Konserve returns channels already, though, so it’s not a stretch to think about firing off writes and then collecting the results

csm 2019-11-11T07:12:16.159Z

I’m surprised to hear core.async being a bottleneck itself though

whilo 2019-11-11T07:14:45.160500Z

it is when the hitchhiker-tree is used in memory. especially if we use the go-try variant. seems exception handling + dispatching to the thread pool is adding a cost somewhere around one magnitude. @mpenet had also done some experiments and came to this conclusion.

whilo 2019-11-11T07:16:12.161400Z

we do not use the hitchhiker-tree for in-memory databases anymore though, but @tonsky’s in-memory indices: https://github.com/tonsky/persistent-sorted-set

whilo 2019-11-11T07:17:39.162100Z

so for datahike it would not matter too much anymore.

whilo 2019-11-11T07:18:48.163100Z

unless we use redis, hmm.

csm 2019-11-11T07:18:57.163200Z

Yeah after writing that it occurred to me why that could be a problem

whilo 2019-11-11T07:20:17.164400Z

it is pretty cool that you could import a million datoms in half an hour without doing a lot of tweaking. i think there is still a lot of room though. the first is to write as much as possible in parallel.

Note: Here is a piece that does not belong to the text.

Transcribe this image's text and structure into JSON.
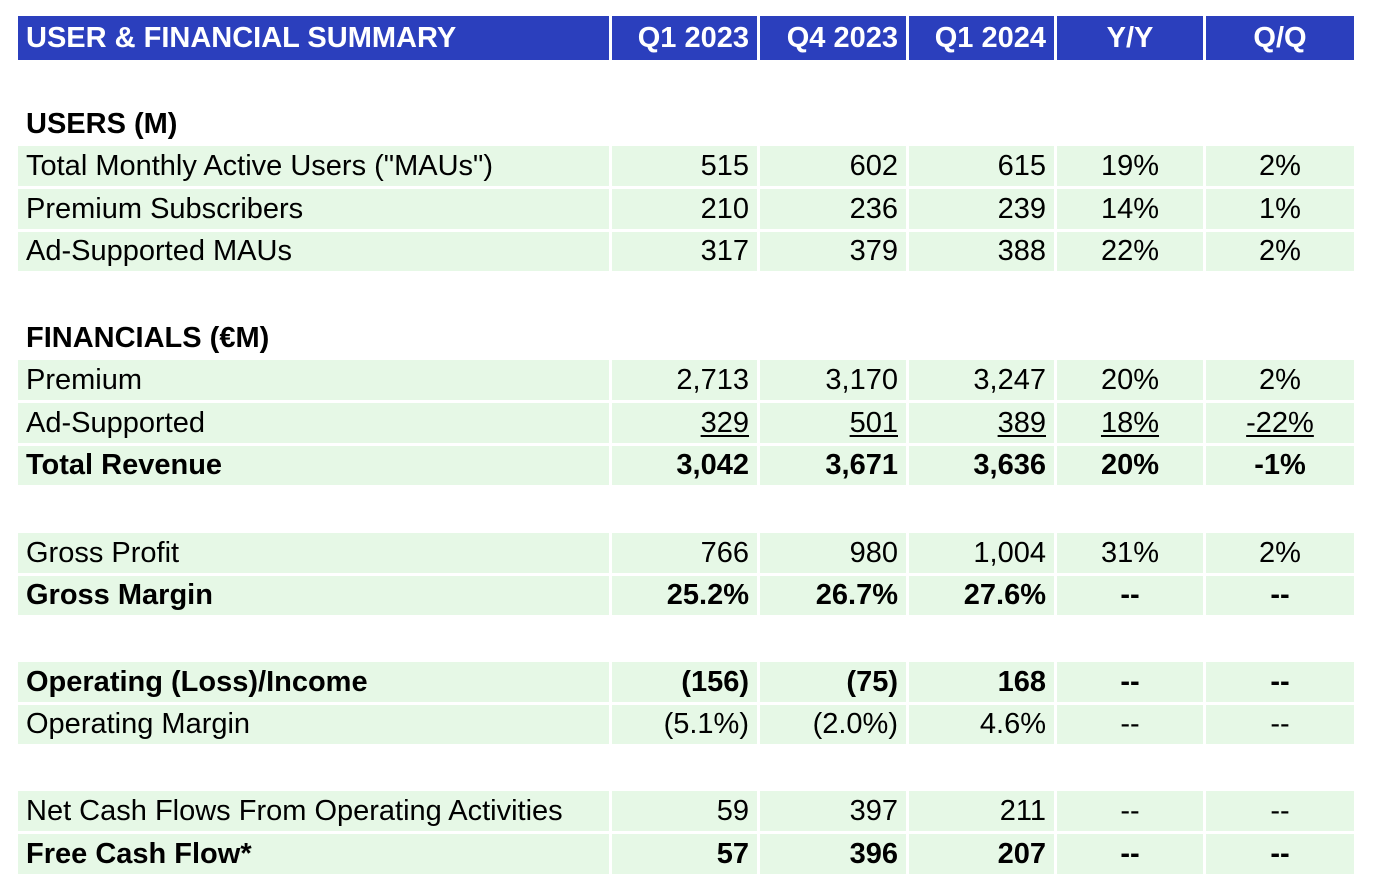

csm 2019-11-11T07:24:02.166600Z

Yeah, I was getting discouraged, but that last test went well

whilo 2019-11-11T07:24:30.167600Z

what was discouraging?

csm 2019-11-11T07:24:51.168100Z

It does sorely need a GC though— I spent a good hour cleaning up unused nodes

whilo 2019-11-11T07:25:26.169100Z

fair point

csm 2019-11-11T07:25:35.169300Z

Oh I wasn’t getting the import to work well until that point

whilo 2019-11-11T07:32:30.169900Z

the consistent key function trick for konserve is neat.